Título: 'Eu sou unha e carne com o Palocci'
Autor: Vera Rosa Tânia Monteiro
Fonte: O Estado de São Paulo, 30/04/2005, Nacional, p. A4

Lula ressalta ligação política e ideológica com ministro, em quem diz ter total confiança

Mesmo demonstrando insatisfação com os juros altos, hoje em 19,5%, o presidente Lula não só defendeu como fez uma série de elogios ao ministro da Fazenda, Antonio Palocci. Não foi só: disse ter confiança a toda prova no comandante da economia. "Tenho pelo companheiro Palocci o mais profundo respeito, uma ligação política, ideológica de quase 30 anos. Eu e o Palocci somos unha e carne", definiu.

Lula disse estar estudando, em conjunto com Palocci e o presidente do Banco Central, Henrique Meirelles, uma alternativa para que as taxas de juros fiquem mais baixas. Não quis contar do que se tratava, sob a alegação de que, em economia, é preciso segredo.

Para justificar a boca fechada, citou até o deputado Ulysses Guimarães, ex-presidente do PMDB, morto em 1992. "Uma vez eu ouvi de um homem mais sábio do que eu a seguinte frase: 'Lula, nem tudo que você pode fazer na economia você pode avisar antes, porque se avisar não faz'", lembrou o presidente.

E a autonomia do Banco Central: vem ou não?, perguntou um repórter.
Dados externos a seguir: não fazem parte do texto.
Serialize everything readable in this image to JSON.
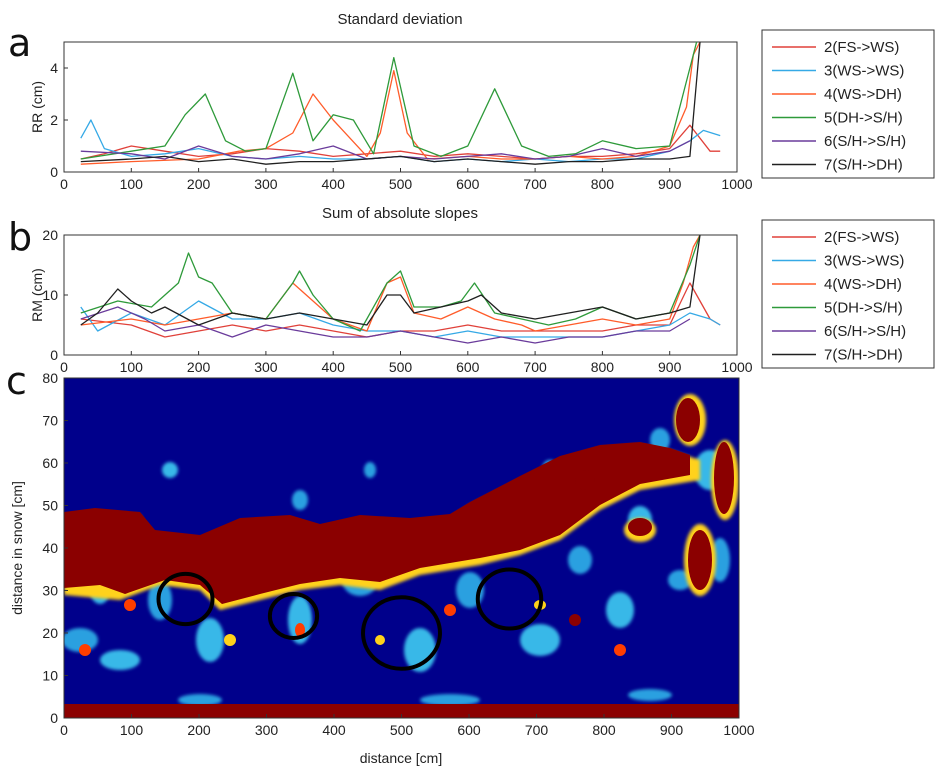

Lula foi evasivo: disse que a teoria na prática é outra. "Não faço disso uma profissão de fé e tampouco uma questão ideológica." Com autonomia ou não, ele insistiu em que é preciso trabalhar para que os juros não sejam o único instrumento a segurar a demanda. "Além de termos de garantir que o Brasil continue crescendo, temos de garantir também que a inflação não volte, porque, se ela chegar em dois dígitos, ninguém segura", admitiu.

No discurso contra os juros altos, ele recordou até mesmo sua campanha eleitoral, em 2002. "Uma das razões pelas quais convidei o Alencar para ser meu vice foi o discurso que ele fazia contra os juros", afirmou lula, numa referência ao vice-presidente e ministro da Defesa, José Alencar, que assistia à entrevista coletiva, sentado atrás do púlpito. Em seguida, num gesto de cumplicidade, virou-se para trás e sorriu.

Ao lembrar que Alencar é empresário, Lula disse que a posição do companheiro de chapa era muito importante na campanha. "Se fosse eu, como metalúrgico, todo mundo falaria: 'Nossa, mas esse metalúrgico é muito radical, muito sectário!'" Hoje, as críticas de Alencar, que não se cansa de repetir que os juros altos inibem o crescimento da economia, causam constrangimento no governo.

Lula, porém, não tocou nas divergências. "Eu não estou querendo construir um Brasil para mim. Eu não quero que o Brasil tenha mais aquele modelo econômico 'pulo de galinha'", afirmou.

Orientado pel o publicitário Duda Mendonça na véspera, o presidente também tentou explicar a afirmação sobre "levantar o traseiro", que tantas reações provocou. "Só vamos mudar isso (taxa de juros alta) à medida que o povo começar a agir com mais cobrança. O governo pode brigar para fazer, pode mandar projeto de lei, mas a sociedade, por si só, pode ir reeducando o sistema financeiro para entender que somos um país capitalista, que precisamos ter dinheiro em circulação."